Personal information
- Full name: Daniel Dos Santos Correia
- Date of birth: 29 December 2002 (age 23)
- Place of birth: Covilhã, Portugal
- Height: 1.79 m (5 ft 10 in)
- Position: Midfielder

Team information
- Current team: Lugano
- Number: 27

Youth career
- Interlaken
- 2014–2021: Thun

Senior career*
- Years: Team / Apps / (Gls)
- 2021–2024: Thun / 101 / (23)
- 2024–: Lugano / 60 / (4)

International career
- 2022–2023: Switzerland U20 / 3 / (1)
- 2023–2024: Switzerland U21 / 10 / (1)

= Daniel Dos Santos (footballer) =

Swiss-Portuguese footballer

Daniel Dos Santos Correia (born 29 December 2002) is a footballer who plays as a midfielder for Swiss club FC Lugano. Born in Portugal, he represented Switzerland up to under-21 level.

==Club career==
===Thun===
Born in Covilhã in the Castelo Branco District of Portugal, Dos Santos was raised in Switzerland from the age of six months, as his father was already working in the Alpine country. He grew up in Interlaken in the Canton of Bern. He began playing for FC Interlaken before moving into the youth ranks of FC Thun when he was 11; his parents drove him 30 kilometres each way to Thun before he could take the bus or train by himself.

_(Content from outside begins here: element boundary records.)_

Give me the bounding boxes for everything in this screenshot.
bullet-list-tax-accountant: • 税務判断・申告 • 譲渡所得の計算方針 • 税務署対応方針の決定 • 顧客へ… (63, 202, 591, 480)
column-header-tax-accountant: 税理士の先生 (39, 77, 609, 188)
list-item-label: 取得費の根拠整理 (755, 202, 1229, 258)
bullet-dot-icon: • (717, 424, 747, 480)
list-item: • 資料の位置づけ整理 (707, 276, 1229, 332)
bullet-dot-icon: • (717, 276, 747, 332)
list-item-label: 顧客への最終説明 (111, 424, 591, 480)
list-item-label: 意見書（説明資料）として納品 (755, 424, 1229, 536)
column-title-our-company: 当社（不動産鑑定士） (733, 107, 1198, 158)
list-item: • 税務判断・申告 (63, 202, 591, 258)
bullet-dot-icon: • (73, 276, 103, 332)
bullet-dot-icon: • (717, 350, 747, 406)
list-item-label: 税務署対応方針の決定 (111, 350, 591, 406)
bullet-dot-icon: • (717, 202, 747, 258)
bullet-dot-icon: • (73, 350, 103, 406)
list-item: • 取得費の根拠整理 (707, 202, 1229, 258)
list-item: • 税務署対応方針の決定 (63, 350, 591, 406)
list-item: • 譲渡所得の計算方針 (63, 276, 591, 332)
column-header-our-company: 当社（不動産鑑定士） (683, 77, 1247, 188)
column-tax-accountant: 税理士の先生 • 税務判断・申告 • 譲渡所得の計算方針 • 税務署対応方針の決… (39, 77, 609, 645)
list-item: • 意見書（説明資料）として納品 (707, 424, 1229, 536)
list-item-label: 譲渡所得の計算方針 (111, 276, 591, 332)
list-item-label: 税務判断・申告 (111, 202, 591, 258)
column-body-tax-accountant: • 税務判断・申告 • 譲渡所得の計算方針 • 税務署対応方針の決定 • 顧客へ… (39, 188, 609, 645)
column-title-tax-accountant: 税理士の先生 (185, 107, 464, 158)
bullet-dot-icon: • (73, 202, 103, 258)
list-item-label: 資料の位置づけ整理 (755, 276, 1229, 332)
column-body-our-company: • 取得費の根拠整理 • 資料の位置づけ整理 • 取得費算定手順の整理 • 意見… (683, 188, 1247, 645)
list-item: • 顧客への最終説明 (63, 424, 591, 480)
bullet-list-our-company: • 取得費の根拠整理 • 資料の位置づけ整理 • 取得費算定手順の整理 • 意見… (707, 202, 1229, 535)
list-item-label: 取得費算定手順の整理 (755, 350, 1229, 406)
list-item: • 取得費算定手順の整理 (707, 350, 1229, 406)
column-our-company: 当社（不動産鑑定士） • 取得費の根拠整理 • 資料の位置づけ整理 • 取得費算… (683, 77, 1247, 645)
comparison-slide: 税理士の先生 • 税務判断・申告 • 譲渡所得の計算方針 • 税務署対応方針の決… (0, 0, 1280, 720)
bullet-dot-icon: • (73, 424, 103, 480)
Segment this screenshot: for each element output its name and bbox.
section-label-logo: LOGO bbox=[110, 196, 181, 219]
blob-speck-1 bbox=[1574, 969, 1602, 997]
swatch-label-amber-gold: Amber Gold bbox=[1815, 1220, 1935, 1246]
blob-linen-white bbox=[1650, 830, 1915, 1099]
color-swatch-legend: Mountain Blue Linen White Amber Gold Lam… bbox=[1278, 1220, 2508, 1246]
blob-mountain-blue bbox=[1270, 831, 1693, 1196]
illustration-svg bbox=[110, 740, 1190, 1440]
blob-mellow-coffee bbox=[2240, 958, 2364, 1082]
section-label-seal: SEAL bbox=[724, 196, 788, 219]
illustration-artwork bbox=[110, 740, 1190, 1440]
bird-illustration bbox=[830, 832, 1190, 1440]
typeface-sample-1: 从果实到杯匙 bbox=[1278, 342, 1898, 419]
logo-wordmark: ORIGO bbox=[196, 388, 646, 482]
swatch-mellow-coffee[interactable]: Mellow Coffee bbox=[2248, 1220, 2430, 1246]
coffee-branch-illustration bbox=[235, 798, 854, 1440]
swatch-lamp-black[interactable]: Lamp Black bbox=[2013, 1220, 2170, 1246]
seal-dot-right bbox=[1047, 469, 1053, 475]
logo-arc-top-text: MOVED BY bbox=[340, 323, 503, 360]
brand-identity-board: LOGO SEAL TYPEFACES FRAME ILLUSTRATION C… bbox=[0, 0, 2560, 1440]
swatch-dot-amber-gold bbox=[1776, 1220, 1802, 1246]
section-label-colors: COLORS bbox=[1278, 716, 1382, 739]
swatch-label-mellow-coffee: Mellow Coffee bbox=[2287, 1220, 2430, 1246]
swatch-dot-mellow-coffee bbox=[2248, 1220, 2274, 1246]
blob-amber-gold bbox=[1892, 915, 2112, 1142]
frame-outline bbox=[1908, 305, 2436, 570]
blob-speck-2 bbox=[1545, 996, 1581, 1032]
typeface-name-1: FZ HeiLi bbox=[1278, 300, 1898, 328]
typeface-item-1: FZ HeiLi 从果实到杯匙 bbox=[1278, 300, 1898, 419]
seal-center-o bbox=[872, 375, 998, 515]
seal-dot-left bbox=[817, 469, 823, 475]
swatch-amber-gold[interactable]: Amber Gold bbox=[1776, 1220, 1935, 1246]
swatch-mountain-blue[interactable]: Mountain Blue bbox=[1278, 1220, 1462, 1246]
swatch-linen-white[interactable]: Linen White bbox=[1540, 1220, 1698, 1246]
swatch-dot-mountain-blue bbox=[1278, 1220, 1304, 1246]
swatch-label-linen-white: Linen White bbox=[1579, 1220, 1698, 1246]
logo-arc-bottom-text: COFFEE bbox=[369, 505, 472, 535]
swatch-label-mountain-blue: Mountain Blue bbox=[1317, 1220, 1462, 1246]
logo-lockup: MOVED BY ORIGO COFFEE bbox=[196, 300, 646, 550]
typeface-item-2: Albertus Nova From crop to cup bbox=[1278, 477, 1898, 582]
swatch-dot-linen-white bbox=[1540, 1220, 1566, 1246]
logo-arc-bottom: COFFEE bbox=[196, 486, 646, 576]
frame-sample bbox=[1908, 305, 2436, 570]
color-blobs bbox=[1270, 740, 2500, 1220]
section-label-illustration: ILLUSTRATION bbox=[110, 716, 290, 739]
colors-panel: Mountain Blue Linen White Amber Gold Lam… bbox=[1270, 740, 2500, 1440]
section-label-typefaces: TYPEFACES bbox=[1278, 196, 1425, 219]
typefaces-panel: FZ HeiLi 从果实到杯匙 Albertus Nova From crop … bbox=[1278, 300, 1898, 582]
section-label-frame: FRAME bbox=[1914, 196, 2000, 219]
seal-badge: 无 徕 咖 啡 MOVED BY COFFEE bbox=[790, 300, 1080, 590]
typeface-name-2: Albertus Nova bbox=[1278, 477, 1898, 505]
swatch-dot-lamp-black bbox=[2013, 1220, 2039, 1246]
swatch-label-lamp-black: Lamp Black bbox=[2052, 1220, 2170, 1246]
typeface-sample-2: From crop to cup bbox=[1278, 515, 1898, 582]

Dos Santos made his senior debut for FC Thun on 12 February 2021 in the Swiss Challenge League. He was elected the league's Player of the Season for 2023–24, with 10 goals and 9 assists as his team finished runners-up to FC Sion. He was also chosen as the league's best player of the calendar year 2023. In May 2024, his team missed out on promotion to the Swiss Super League after losing a playoff to Grasshopper Club Zurich.

===Lugano===
In June 2024, Dos Santos signed a four-year contract at Super League club FC Lugano, for an estimated fee of 1 million Swiss francs. He scored his first goal for the club on 14 September in the second round of the Swiss Cup away to FC Rapperswil-Jona of the third-tier Swiss Promotion League, in a 3–1 win. On 3 October he netted his first European goal, coming off the bench to conclude a 3–0 home win over Helsingin Jalkapalloklubi in the league phase of the UEFA Conference League; Adrian Horn of the Berner Zeitung commented that only Dos Santos would remember the match, which drew only 932 spectators on a cold and wet evening.

==International career==
Dos Santos was called up to Portugal under-15 in 2016 but opted to represent Switzerland, the country with which he has dual nationality. He has represented his adopted nation at under-20 and under-21 level, and in 2022 Swiss online newspaper Watson listed him as a candidate for the senior team's first player from the Portuguese community. On 21 November 2023, he scored his first goal for the under-21 team, the late equaliser in a 2–2 draw with Romania in 2025 UEFA European Under-21 Championship qualification in Neuchâtel.

==Personal life==
Dos Santos is a fan of Portuguese clubs S.L. Benfica and S.C. Covilhã.